Although she’d been watching my knitting to some degree, it had been a while since Mother had inspected my fine sewing. One day she asked to check my work. I reluctantly took her my sewing bag, and she poked through it for a minute. “You did this?”
“Yes, Mother.”
“Are you proud of it?”
Was I
“I’m asking you, Calpurnia.”
“No, ma’am, I guess I’m not too proud of it.”
“Then why don’t you do work you can be proud of?”
I thought again. I had no snappy answer, so I had to fall back on honesty. “Because it’s boring, ma’am?” A truthful answer, but one I knew to be foolish, even as it exited my mouth.

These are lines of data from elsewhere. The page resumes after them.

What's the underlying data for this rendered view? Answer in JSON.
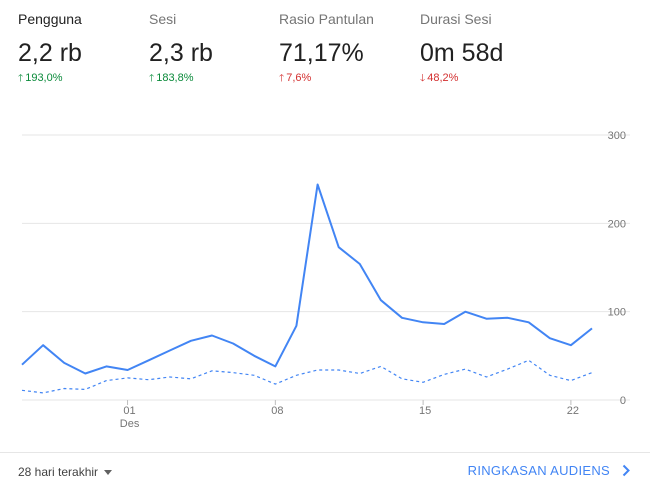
{
  "metrics": [
    {
      "label": "Pengguna",
      "value": "2,2 rb",
      "change": "193,0%",
      "direction": "up"
    },
    {
      "label": "Sesi",
      "value": "2,3 rb",
      "change": "183,8%",
      "direction": "up"
    },
    {
      "label": "Rasio Pantulan",
      "value": "71,17%",
      "change": "7,6%",
      "direction": "up-bad"
    },
    {
      "label": "Durasi Sesi",
      "value": "0m 58d",
      "change": "48,2%",
      "direction": "down"
    }
  ],
  "colors": {
    "accent": "#4285f4",
    "positive": "#0a8a3a",
    "negative": "#d32f2f",
    "grid": "#e6e6e6"
  },
  "chart_data": {
    "type": "line",
    "x_tick_labels": [
      "01",
      "08",
      "15",
      "22"
    ],
    "x_sublabel": "Des",
    "y_ticks": [
      0,
      100,
      200,
      300
    ],
    "ylim": [
      0,
      300
    ],
    "series": [
      {
        "style": "solid",
        "values": [
          40,
          62,
          42,
          30,
          38,
          34,
          45,
          56,
          67,
          73,
          64,
          50,
          38,
          84,
          244,
          173,
          154,
          113,
          93,
          88,
          86,
          100,
          92,
          93,
          88,
          70,
          62,
          81
        ]
      },
      {
        "style": "dashed",
        "values": [
          11,
          8,
          13,
          12,
          22,
          25,
          23,
          26,
          24,
          33,
          31,
          28,
          18,
          28,
          34,
          34,
          30,
          38,
          24,
          20,
          29,
          35,
          26,
          35,
          45,
          28,
          22,
          31
        ]
      }
    ]
  },
  "footer": {
    "range_label": "28 hari terakhir",
    "link_label": "RINGKASAN AUDIENS"
  }
}
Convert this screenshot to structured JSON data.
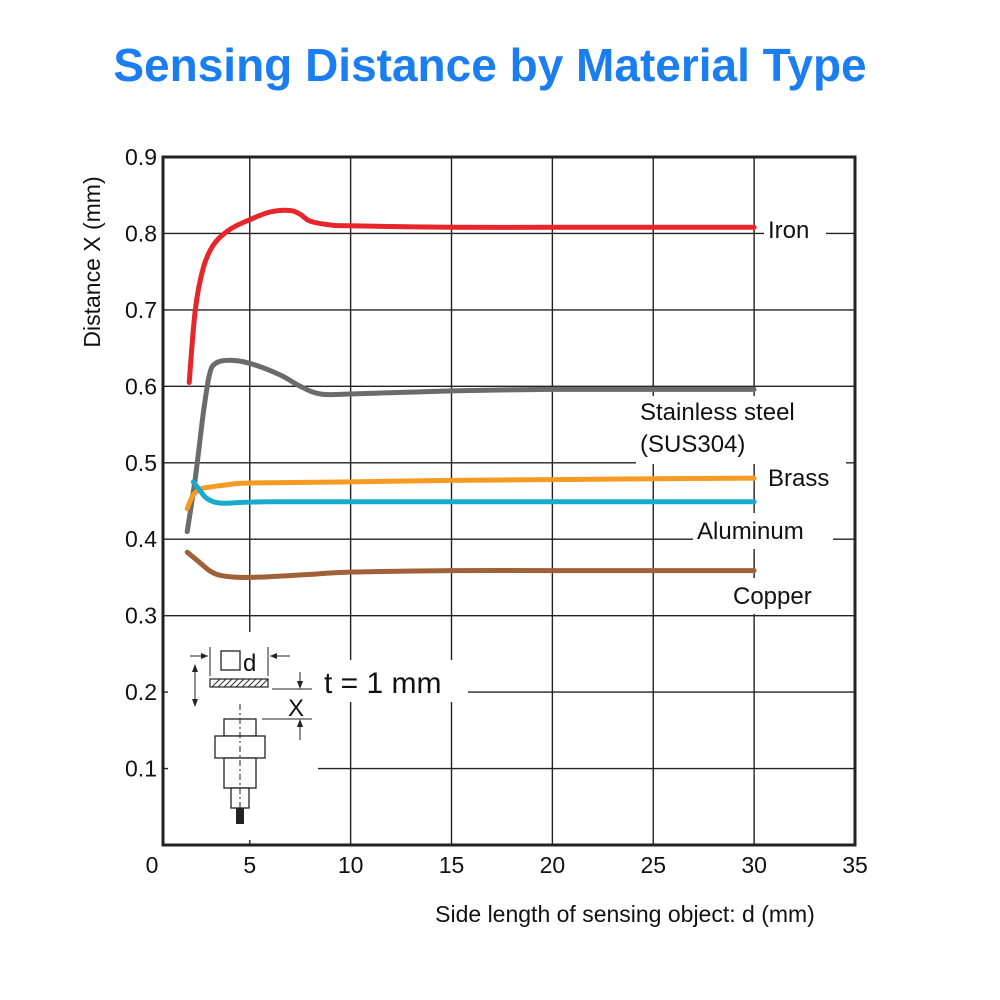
{
  "chart_data": {
    "type": "line",
    "title": "Sensing Distance by Material Type",
    "xlabel": "Side length of sensing object: d (mm)",
    "ylabel": "Distance X (mm)",
    "xlim": [
      0,
      35
    ],
    "ylim": [
      0,
      0.9
    ],
    "xticks": [
      0,
      5,
      10,
      15,
      20,
      25,
      30,
      35
    ],
    "yticks": [
      0.1,
      0.2,
      0.3,
      0.4,
      0.5,
      0.6,
      0.7,
      0.8,
      0.9
    ],
    "ytick_labels": [
      "0.1",
      "0.2",
      "0.3",
      "0.4",
      "0.5",
      "0.6",
      "0.7",
      "0.8",
      "0.9"
    ],
    "grid": true,
    "annotation": "t = 1 mm",
    "series": [
      {
        "name": "Iron",
        "label_lines": [
          "Iron"
        ],
        "color": "#e8252a",
        "x": [
          2,
          2.3,
          2.7,
          3.2,
          4,
          5,
          6,
          7,
          7.5,
          8,
          9,
          10,
          15,
          20,
          25,
          30
        ],
        "y": [
          0.605,
          0.7,
          0.755,
          0.785,
          0.805,
          0.818,
          0.828,
          0.83,
          0.825,
          0.816,
          0.811,
          0.81,
          0.808,
          0.808,
          0.808,
          0.808
        ]
      },
      {
        "name": "Stainless steel (SUS304)",
        "label_lines": [
          "Stainless steel",
          "(SUS304)"
        ],
        "color": "#6b6b6b",
        "x": [
          1.9,
          2.3,
          2.7,
          3,
          3.3,
          4,
          5,
          6.5,
          7.5,
          8.5,
          10,
          15,
          20,
          25,
          30
        ],
        "y": [
          0.41,
          0.48,
          0.565,
          0.615,
          0.63,
          0.634,
          0.63,
          0.615,
          0.6,
          0.59,
          0.59,
          0.594,
          0.596,
          0.596,
          0.596
        ]
      },
      {
        "name": "Brass",
        "label_lines": [
          "Brass"
        ],
        "color": "#f59a23",
        "x": [
          1.9,
          2.2,
          2.6,
          3,
          3.5,
          4.5,
          6,
          10,
          15,
          20,
          25,
          30
        ],
        "y": [
          0.44,
          0.458,
          0.466,
          0.468,
          0.47,
          0.473,
          0.474,
          0.475,
          0.477,
          0.478,
          0.479,
          0.48
        ]
      },
      {
        "name": "Aluminum",
        "label_lines": [
          "Aluminum"
        ],
        "color": "#1ba9cc",
        "x": [
          2.2,
          2.5,
          2.8,
          3.2,
          3.7,
          4.5,
          6,
          10,
          15,
          20,
          25,
          30
        ],
        "y": [
          0.475,
          0.465,
          0.455,
          0.449,
          0.447,
          0.448,
          0.449,
          0.449,
          0.449,
          0.449,
          0.449,
          0.449
        ]
      },
      {
        "name": "Copper",
        "label_lines": [
          "Copper"
        ],
        "color": "#a06038",
        "x": [
          1.9,
          2.5,
          3,
          3.5,
          4.5,
          6,
          8,
          10,
          15,
          20,
          25,
          30
        ],
        "y": [
          0.383,
          0.37,
          0.359,
          0.353,
          0.35,
          0.351,
          0.354,
          0.357,
          0.359,
          0.359,
          0.359,
          0.359
        ]
      }
    ],
    "inset_labels": {
      "d_label": "d",
      "x_label": "X"
    }
  }
}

“Ah,” said Mother. “Boring.”
A bad sign when she repeated your own words back to you like a parrot. Now, parrots. Those were some interesting birds, living to such a great age that they were passed down in the family will. Why, Granddaddy had told me about a parrot who had lived past his century and learned over four hundred conversational phrases, as acute a mimic as any human being . . .
“Calpurnia, I don’t believe you’re . . .”
Although I doubted I’d be allowed a parrot (Granddaddy had also told me they were very expensive), this didn’t necessarily exclude the possibility of something smaller, a cockatiel, say, or maybe a budgie. . . . Mother’s lips were moving. . . . Something about practicing?
“Have to do better . . .”
A budgie would do as the bird of last resort. They could be taught to speak, couldn’t they?
“When I was your age . . .”
And if I had a budgie, would I be allowed to let it fly loose in the house? Probably not. It would drop white dollops like antimacassars on the good furniture, and that would be the end of that. And you couldn’t forget Idabelle the Inside Cat in her basket by the stove. Maybe I could let it fly in my bedroom. It could perch on my headboard and chirrup in my ear, a pleasant sound—
I jumped. “Yes, Mother?”
“You’re not listening to me!”
I stared at her. How could she tell?
“You’d better listen to me. This situation is intolerable. Your work is unacceptable. I expect better from you, and you will do better, do you understand me? I’m surprised Miss Harbottle hasn’t sent me a note about this.”
She had. Two, in fact.
“You will show me your work every night until the fair.”
This meant that I’d have to pay more attention for a few weeks. Gloom tolled its heavy bell in my ear. I was a marked girl.
IT WAS GETTING on in the day. I’d had an inordinate and unfair amount of homework, and there were a couple of hours of decent working light left. I headed for the door at top speed. Mother sat in the parlor reviewing her housekeeping accounts. “Calpurnia,” she called, “the river again?”